Jaramillo guardó distancia frente a quienes sostienen que las FARC afrontan un "exterminio total". "Ellos (las FARC) tienen la capacidad de aguantar, por más que los reduzcan. Si uno mira las cifras de bajas, capturas y deserciones que reporta el Gobierno, el muestreo no da", dijo a la BBC.
El experto estimó que las FARC deben tener actualmente unos 15 mil o 16 mil hombres y que han perdido entre 5 000 y 7 000 en los últimos años. Pero señaló que no se puede sostener que las FARC estén cerca del exterminio total. (PR-AFP)
Sobre la estrategia de la guerrilla en el futuro
"Tirofijo quiere que las FARC regresen a lo básico"
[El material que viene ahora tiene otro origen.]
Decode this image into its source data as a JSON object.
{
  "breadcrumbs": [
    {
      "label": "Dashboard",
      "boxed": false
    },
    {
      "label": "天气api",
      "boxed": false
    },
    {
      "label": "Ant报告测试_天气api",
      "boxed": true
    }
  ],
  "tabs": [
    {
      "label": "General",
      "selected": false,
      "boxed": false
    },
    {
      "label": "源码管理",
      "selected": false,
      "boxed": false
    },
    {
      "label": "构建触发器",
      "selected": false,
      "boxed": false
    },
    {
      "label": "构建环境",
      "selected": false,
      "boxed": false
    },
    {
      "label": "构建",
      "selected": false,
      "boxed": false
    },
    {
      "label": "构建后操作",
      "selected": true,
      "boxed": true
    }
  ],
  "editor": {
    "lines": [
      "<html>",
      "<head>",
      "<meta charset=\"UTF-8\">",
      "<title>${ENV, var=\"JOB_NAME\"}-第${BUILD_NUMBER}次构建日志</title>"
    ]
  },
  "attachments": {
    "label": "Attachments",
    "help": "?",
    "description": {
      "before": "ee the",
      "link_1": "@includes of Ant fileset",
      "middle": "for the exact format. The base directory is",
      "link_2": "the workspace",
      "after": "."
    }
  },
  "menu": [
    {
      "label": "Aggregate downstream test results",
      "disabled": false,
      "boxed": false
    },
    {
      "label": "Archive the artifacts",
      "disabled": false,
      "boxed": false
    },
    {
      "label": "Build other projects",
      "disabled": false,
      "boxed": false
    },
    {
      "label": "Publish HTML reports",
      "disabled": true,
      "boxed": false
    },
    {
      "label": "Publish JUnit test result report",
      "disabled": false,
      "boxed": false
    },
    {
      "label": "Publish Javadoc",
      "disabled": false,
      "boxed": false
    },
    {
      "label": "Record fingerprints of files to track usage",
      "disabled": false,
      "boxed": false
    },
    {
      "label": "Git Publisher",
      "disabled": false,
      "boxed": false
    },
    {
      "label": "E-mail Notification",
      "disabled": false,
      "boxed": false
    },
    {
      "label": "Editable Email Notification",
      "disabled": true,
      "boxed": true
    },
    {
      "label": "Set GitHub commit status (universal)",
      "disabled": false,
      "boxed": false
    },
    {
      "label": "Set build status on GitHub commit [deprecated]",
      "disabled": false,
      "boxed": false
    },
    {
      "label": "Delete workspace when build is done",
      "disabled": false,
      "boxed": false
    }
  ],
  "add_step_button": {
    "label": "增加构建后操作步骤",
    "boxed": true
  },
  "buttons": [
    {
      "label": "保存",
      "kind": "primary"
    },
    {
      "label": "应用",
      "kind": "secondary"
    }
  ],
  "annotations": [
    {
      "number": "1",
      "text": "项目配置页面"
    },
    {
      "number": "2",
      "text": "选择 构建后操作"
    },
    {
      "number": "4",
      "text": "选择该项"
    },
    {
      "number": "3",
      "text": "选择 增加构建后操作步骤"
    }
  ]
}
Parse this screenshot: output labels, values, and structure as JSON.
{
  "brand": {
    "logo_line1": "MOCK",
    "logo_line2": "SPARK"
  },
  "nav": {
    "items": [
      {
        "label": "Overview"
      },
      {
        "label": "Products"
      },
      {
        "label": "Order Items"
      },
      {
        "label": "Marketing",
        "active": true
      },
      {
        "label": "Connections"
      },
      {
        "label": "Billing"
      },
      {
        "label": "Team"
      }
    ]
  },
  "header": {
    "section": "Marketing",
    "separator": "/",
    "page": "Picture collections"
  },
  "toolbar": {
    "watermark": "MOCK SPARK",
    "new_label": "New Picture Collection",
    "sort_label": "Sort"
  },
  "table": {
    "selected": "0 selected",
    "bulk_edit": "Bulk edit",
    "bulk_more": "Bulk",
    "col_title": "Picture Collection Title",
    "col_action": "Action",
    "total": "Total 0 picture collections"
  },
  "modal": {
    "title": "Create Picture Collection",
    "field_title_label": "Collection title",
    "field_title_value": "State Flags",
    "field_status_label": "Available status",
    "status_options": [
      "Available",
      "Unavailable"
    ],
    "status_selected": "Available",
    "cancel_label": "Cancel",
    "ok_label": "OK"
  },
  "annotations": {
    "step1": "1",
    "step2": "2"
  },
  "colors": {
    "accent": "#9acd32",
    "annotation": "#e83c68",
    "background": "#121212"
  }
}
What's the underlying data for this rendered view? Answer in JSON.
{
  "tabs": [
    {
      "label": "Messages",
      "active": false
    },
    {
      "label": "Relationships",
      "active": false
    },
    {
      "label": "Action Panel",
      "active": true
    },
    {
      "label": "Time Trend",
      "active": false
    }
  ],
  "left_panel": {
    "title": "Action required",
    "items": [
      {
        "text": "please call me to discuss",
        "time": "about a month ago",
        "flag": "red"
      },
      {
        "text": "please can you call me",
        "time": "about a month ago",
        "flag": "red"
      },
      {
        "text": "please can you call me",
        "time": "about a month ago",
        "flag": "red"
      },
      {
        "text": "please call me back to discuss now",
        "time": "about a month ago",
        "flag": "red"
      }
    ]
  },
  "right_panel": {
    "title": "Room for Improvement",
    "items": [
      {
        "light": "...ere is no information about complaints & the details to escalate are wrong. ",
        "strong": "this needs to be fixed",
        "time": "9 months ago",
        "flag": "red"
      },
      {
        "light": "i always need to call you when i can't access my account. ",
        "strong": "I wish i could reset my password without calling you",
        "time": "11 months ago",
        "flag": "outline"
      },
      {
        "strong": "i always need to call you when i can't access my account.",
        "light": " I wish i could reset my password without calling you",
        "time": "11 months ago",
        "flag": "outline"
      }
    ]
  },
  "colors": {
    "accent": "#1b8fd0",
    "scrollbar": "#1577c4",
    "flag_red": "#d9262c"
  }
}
"Prefiere una guerrilla pequeña, más económica y confiable", cree una analista
"Seis años de ofensiva del Gobierno colombiano han transformado a las Fuerzas Armadas Revolucionarias de Colombia y las han obligado a adecuarse a un nuevo teatro de guerra", manifiesta Marta Ruiz, editora de Seguridad de la revista colombiana Semana.
Ruiz cree que "la superioridad de recursos militares que poseen las Fuerzas Armadas, y el visible salto que estas han dado en inteligencia y planeación de las operaciones -apoyadas en el llamado Plan Colombia, que es financiado por los EEUU- han llevado a la guerrilla a cambiar su organización política".
Y además señala: "Poco después de que Álvaro Uribe llegara a la Presidencia, "Tirofijo", el legendario jefe de las FARC, envió a sus hombres un documento con 40 puntos, en los que señala las tareas que deben cumplir los frentes y algunos correctivos. En él se esbozan las líneas de lo que después ratificaría la Novena Conferencia: la necesidad de volver a hacer trabajo político en el campo y la ciudad, generalizar la guerra a través de milicias y del partido clandestino, e infiltrarse en organizaciones sociales y políticas".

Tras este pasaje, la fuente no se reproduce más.